Bei dem beschmierten Gebäude handelt es sich um das Gebäude der Fakultät für Wirtschaftswissenschaften zwischen dem Vielberthgebäude und dem zentralen Hörsaalgebäude. Die Uni ist nicht das erste Mal von Vandalismus dieser Art betroffen.

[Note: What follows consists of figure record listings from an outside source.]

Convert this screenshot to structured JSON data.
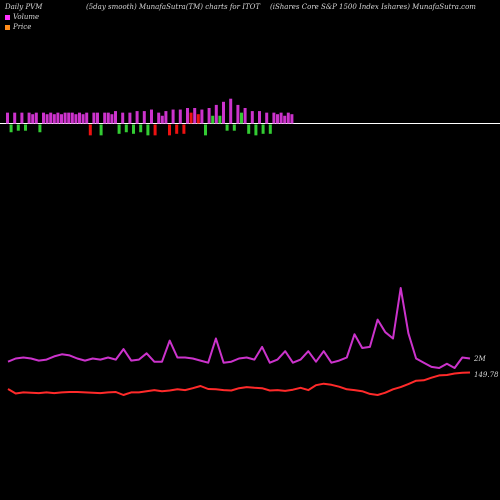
{
  "header": {
    "left": "Daily PVM",
    "smooth": "(5day smooth) MunafaSutra(TM) charts for ITOT",
    "desc": "(iShares Core S&P 1500 Index Ishares) MunafaSutra.com"
  },
  "legend": [
    {
      "label": "Volume",
      "color": "#ff33ff"
    },
    {
      "label": "Price",
      "color": "#ff8c1a"
    }
  ],
  "colors": {
    "volume_line": "#cc33cc",
    "price_line": "#ff2a2a",
    "bar_up": "#cc33cc",
    "bar_down": "#33cc33",
    "bar_red": "#ee1111",
    "baseline": "#ffffff"
  },
  "chart_data": [
    {
      "type": "bar",
      "title": "Daily PVM",
      "series": [
        {
          "values": [
            7,
            -5,
            7,
            -4,
            7,
            -4,
            7,
            6,
            7,
            -5,
            7,
            6,
            7,
            6,
            7,
            6,
            7,
            7,
            7,
            6,
            7,
            6,
            7,
            -7,
            7,
            7,
            -7,
            7,
            7,
            6,
            8,
            -6,
            7,
            -5,
            7,
            -6,
            8,
            -5,
            8,
            -7,
            9,
            -7,
            7,
            5,
            8,
            -7,
            9,
            -6,
            9,
            -6,
            10,
            7,
            10,
            6,
            9,
            -7,
            10,
            5,
            12,
            5,
            14,
            -4,
            16,
            -4,
            12,
            7,
            10,
            -6,
            8,
            -7,
            8,
            -6,
            7,
            -6,
            7,
            6,
            7,
            5,
            7,
            6
          ],
          "sign_colors": [
            "up",
            "down",
            "up",
            "down",
            "up",
            "down",
            "up",
            "up",
            "up",
            "down",
            "up",
            "up",
            "up",
            "up",
            "up",
            "up",
            "up",
            "up",
            "up",
            "up",
            "up",
            "up",
            "up",
            "red",
            "up",
            "up",
            "down",
            "up",
            "up",
            "up",
            "up",
            "down",
            "up",
            "down",
            "up",
            "down",
            "up",
            "down",
            "up",
            "down",
            "up",
            "red",
            "up",
            "up",
            "up",
            "red",
            "up",
            "red",
            "up",
            "red",
            "up",
            "red",
            "up",
            "red",
            "up",
            "down",
            "up",
            "down",
            "up",
            "down",
            "up",
            "down",
            "up",
            "down",
            "up",
            "down",
            "up",
            "down",
            "up",
            "down",
            "up",
            "down",
            "up",
            "down",
            "up",
            "up",
            "up",
            "up",
            "up",
            "up"
          ]
        }
      ]
    },
    {
      "type": "line",
      "series": [
        {
          "name": "Volume",
          "end_label": "2M",
          "values": [
            1.6,
            1.9,
            2.0,
            1.9,
            1.7,
            1.8,
            2.1,
            2.3,
            2.2,
            1.9,
            1.7,
            1.9,
            1.8,
            2.0,
            1.8,
            2.8,
            1.7,
            1.8,
            2.4,
            1.6,
            1.6,
            3.6,
            2.0,
            2.0,
            1.9,
            1.7,
            1.5,
            3.8,
            1.5,
            1.6,
            1.9,
            2.0,
            1.8,
            3.0,
            1.5,
            1.8,
            2.6,
            1.5,
            1.8,
            2.6,
            1.6,
            2.6,
            1.5,
            1.7,
            2.0,
            4.2,
            2.9,
            3.0,
            5.6,
            4.4,
            3.8,
            8.6,
            4.3,
            1.9,
            1.5,
            1.1,
            1.0,
            1.4,
            1.0,
            2.0,
            1.9
          ]
        },
        {
          "name": "Price",
          "end_label": "149.78",
          "values": [
            145.4,
            144.2,
            144.5,
            144.4,
            144.3,
            144.5,
            144.3,
            144.5,
            144.6,
            144.6,
            144.5,
            144.4,
            144.3,
            144.5,
            144.6,
            143.8,
            144.5,
            144.5,
            144.8,
            145.1,
            144.8,
            145.0,
            145.3,
            145.1,
            145.6,
            146.2,
            145.4,
            145.3,
            145.1,
            145.0,
            145.6,
            145.9,
            145.7,
            145.6,
            145.0,
            145.1,
            144.9,
            145.2,
            145.7,
            145.1,
            146.4,
            146.8,
            146.5,
            146.0,
            145.3,
            145.1,
            144.8,
            144.1,
            143.8,
            144.4,
            145.3,
            145.9,
            146.7,
            147.6,
            147.7,
            148.4,
            149.0,
            149.1,
            149.5,
            149.7,
            149.78
          ]
        }
      ]
    }
  ]
}
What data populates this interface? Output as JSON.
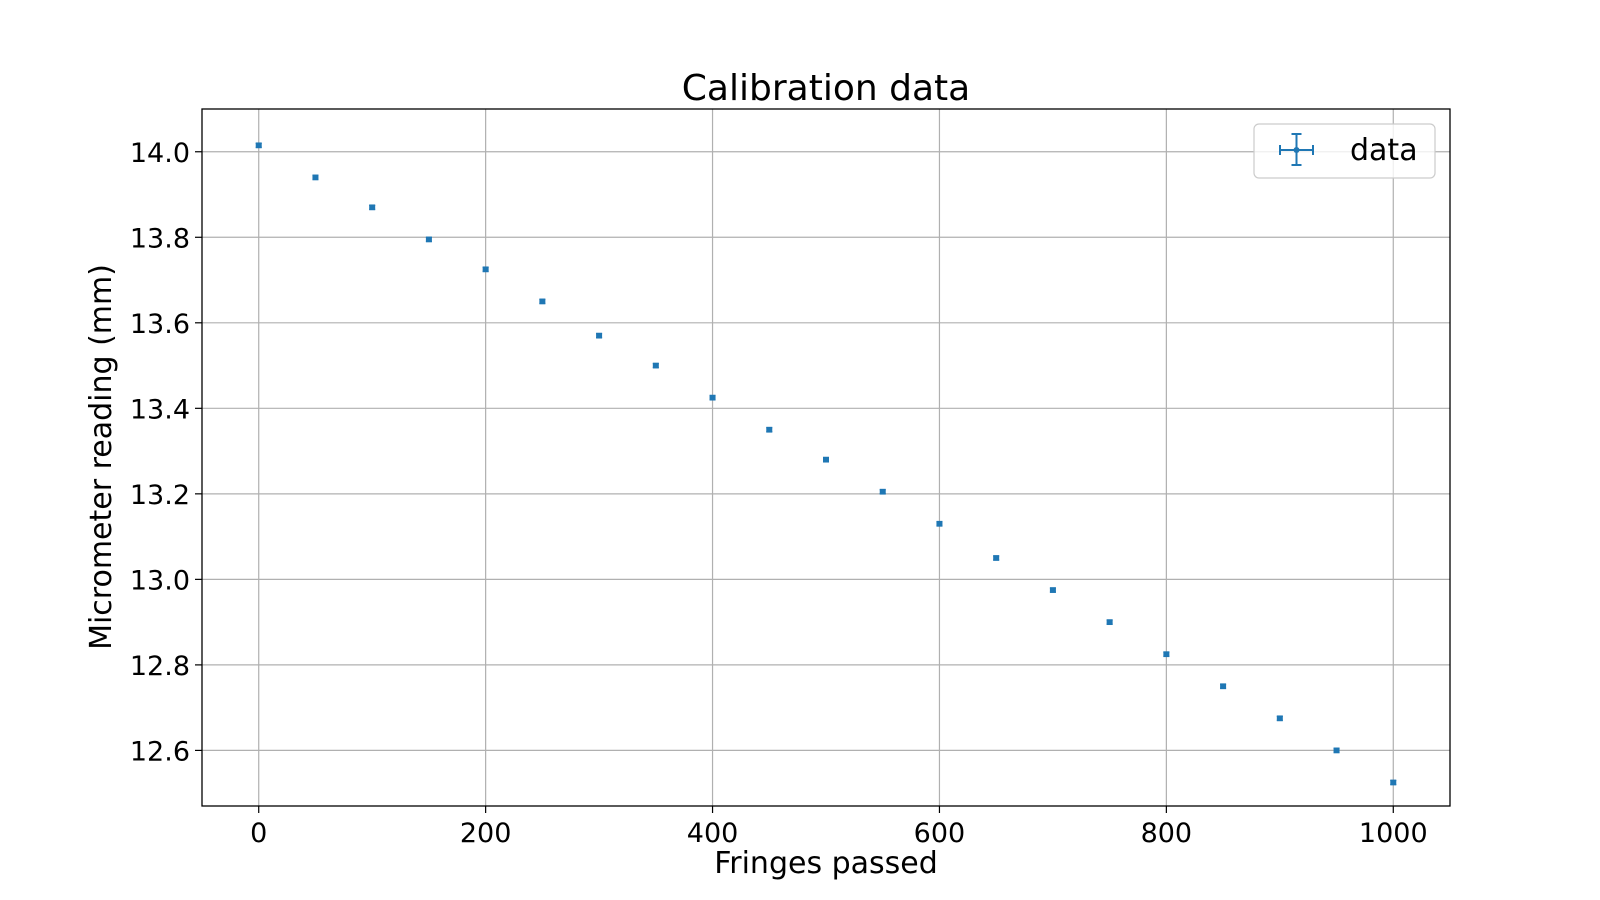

Allerdings ist der Ort, an dem die Schmiererei angefertigt wurde, neu.

Nicht der erste Vorfall

Auffällig ist, dass der Schriftzug erneut in roter Farbe und in Großbuchstaben angebracht wurde. Bereits im Januar entdeckte ein Student solche Schmierereien an der Verbindungsbrücke zwischen dem Audimax und der Zentralbibliothek. Damals forderten die Verunstalter „Militär raus aus der Uni“ und „Klassenkampf statt Wahlkampf“.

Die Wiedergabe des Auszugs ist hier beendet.